Thanks for responding Florian.  I made a mistake in my first email
in that the 8-bit fields needed to be signed, not unsigned (according
to the DPX spec).  But using "char" and "unsigned int" sounds good too.

>
  * Is there a SMPTE keycode standard, other than the DPX specification?

There is SMPTE 254 which specifies the actual method by which keycode 
information
is encoded onto the edge of the film.  I don't have access to that doc yet
so I cannot say more about it.  Otherwise, the only way I've seen keycode 
information
stored is either as an ASCII burn-in on video footage, or in the cineon header
(which looks very similar to the DPX one).



  * Should slateInfo really be a field in the key code?  Somehow this feels
    more like a separate attribute.


No, slateInfo really isn't a part of the keycode, but it is a part of the
SMPTE DPX Motion Picture Information header.  One of my questions to the list
is should we include everything from the DPX header, or should we just include
those necessary to track the keycode?  I only need keycode myself right now,
but I'd like to choose something which is both standard and future proof.
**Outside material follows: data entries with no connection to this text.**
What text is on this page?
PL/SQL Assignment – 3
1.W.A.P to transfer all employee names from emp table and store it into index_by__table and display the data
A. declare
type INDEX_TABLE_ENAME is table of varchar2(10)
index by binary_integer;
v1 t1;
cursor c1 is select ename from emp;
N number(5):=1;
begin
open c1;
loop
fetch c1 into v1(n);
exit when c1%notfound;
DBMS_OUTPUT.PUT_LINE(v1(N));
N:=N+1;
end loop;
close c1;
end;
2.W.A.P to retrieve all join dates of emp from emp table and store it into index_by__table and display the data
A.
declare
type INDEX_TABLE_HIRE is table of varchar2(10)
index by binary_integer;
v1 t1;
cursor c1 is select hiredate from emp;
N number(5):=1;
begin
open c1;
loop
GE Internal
If we leave off the slateInfo and reserved fields, we still have the ability to
just do a memcopy from our data structure into a DPX one, which is nice.  I
don't have any major objections to leaving them out.  But on the other hand
they only add 156 bytes.


  * In C++, having a default constructor for the keycode information would
    be useful.  Do you have suggestions for suitable default values for
    the fields in the struct?


The SMPTE DPX spec says that any non-core fields that are not set by the
writer should use the following values to designate "undefined":

     unsigned 8-bit integer:    0xFF
    unsigned 16-bit integer:    0xFFFF
    unsigned 32-bit inteber:    0xFFFFFFFF
         32-bit real number:    0xFFFFFFFF
                      ASCII:    0x0

And I believe that all the fields we are discussing are considered non-core.